Aporte estratégico para a Azul

A Azul recebeu nesta quarta-feira (11) o aval do Conselho Administrativo de Defesa Econômica (Cade) para o aporte de US$ 100 milhões da United Airlines. Essa injeção de capital é considerada pela companhia aérea brasileira como um pilar fundamental para sua estratégia de saída do processo de recuperação judicial (Chapter 11) nos Estados Unidos, com a expectativa de conclusão ainda em fevereiro de 2026.

Novos contornos na participação da United

Com a aprovação do Cade, a United Airlines poderá aumentar sua participação minoritária na Azul de 2,02% para 8% do capital social. No entanto, a operação foi condicionada a compromissos mais rigorosos em termos de governança corporativa e compliance. O órgão regulador também estabeleceu que não haverá troca de informações sensíveis que envolvam o grupo ABRA, controlador da Gol e da Avianca, uma vez que a United também possui participação acionária no ABRA.
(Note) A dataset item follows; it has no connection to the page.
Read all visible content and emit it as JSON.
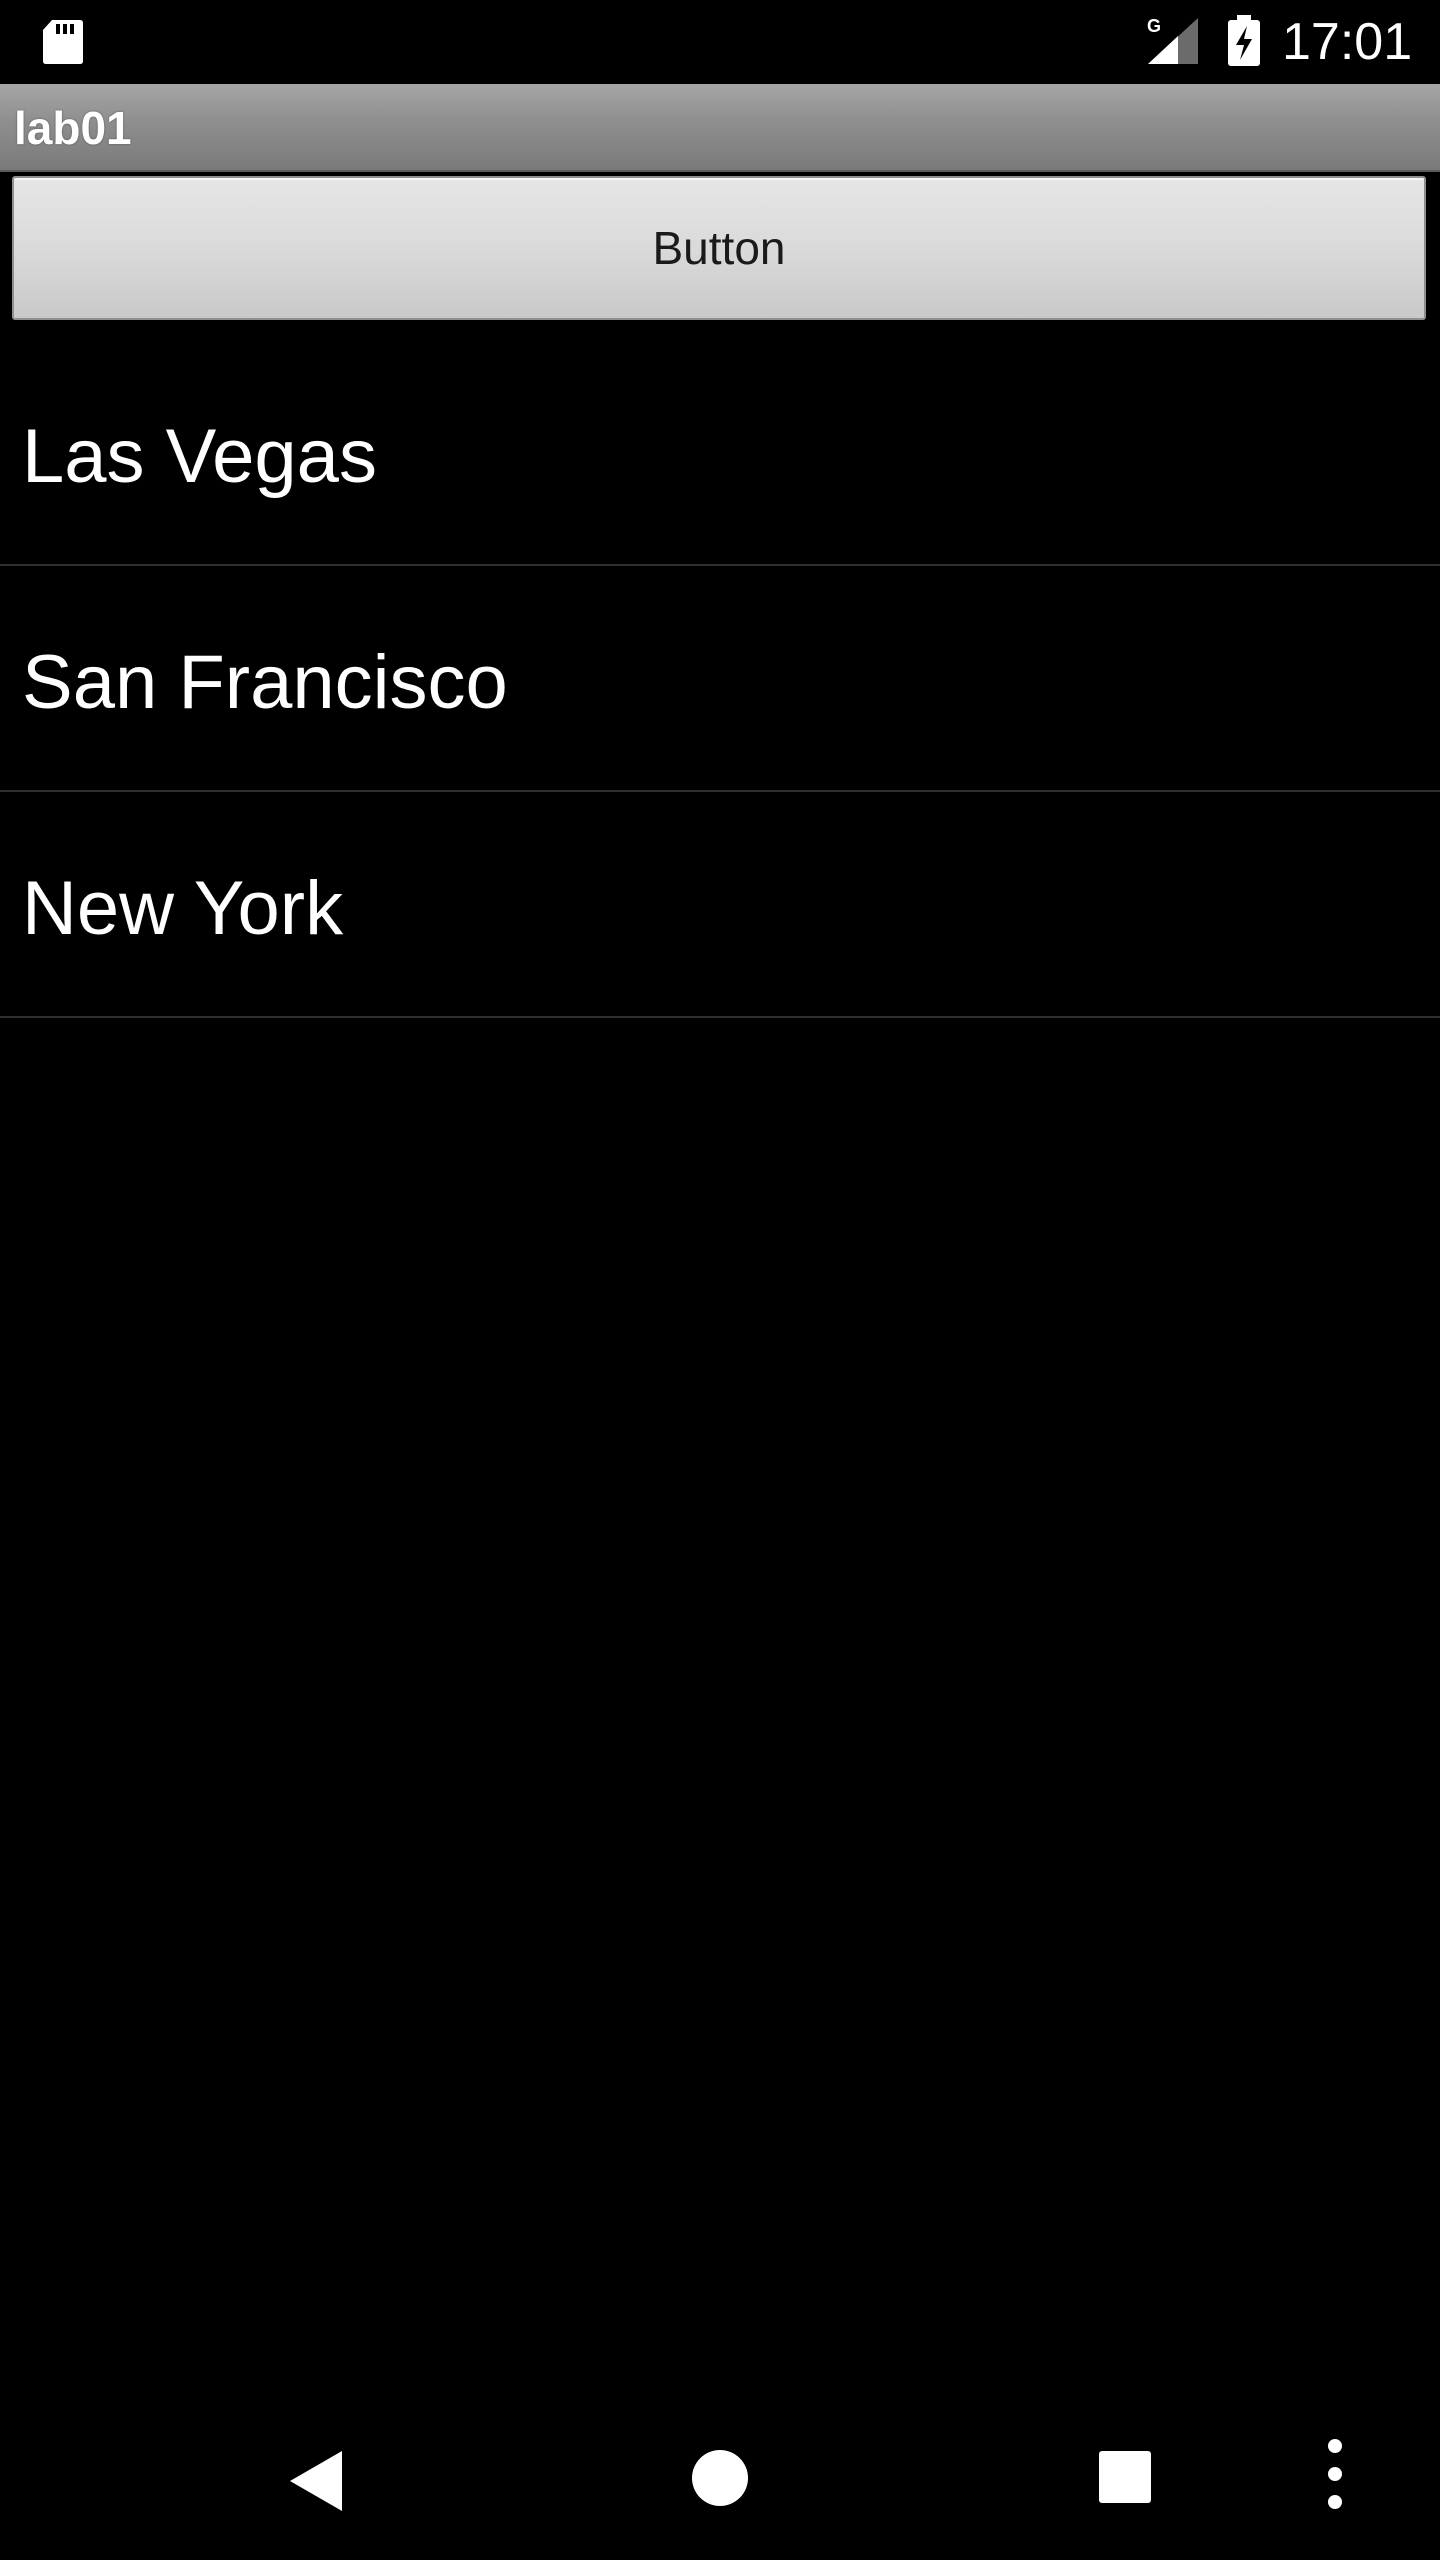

Mitigando riscos concorrenciais

A preocupação central do Cade reside na possibilidade de a United Airlines ter influência sobre as estratégias competitivas de Azul e Gol, ambas atuando no mercado brasileiro. Bruno Droghetti Magalhães, advogado da Azul, assegurou que o aporte não cria novas sobreposições competitivas e apenas reforça a capacidade financeira da empresa. Ele destacou que a United permanecerá como acionista minoritária, sem controle, direito de veto ou capacidade de influenciar unilateralmente a estratégia da Azul.

Atenção para futuros movimentos

Diogo Thomson, conselheiro do Cade e relator do caso, votou pela aprovação com ressalvas, considerando que os compromissos assumidos e as salvaguardas estatutárias da Azul mitigam as preocupações concorrenciais no cenário atual. Contudo, o relator alertou que a autorização se aplica aos termos apresentados e que um novo aporte da American Airlines, também previsto em US$ 100 milhões, poderá alterar significativamente o cenário. A entrada efetiva da American exigiria uma análise mais aprofundada e poderia demandar medidas mitigadoras adicionais para garantir a livre concorrência no mercado brasileiro.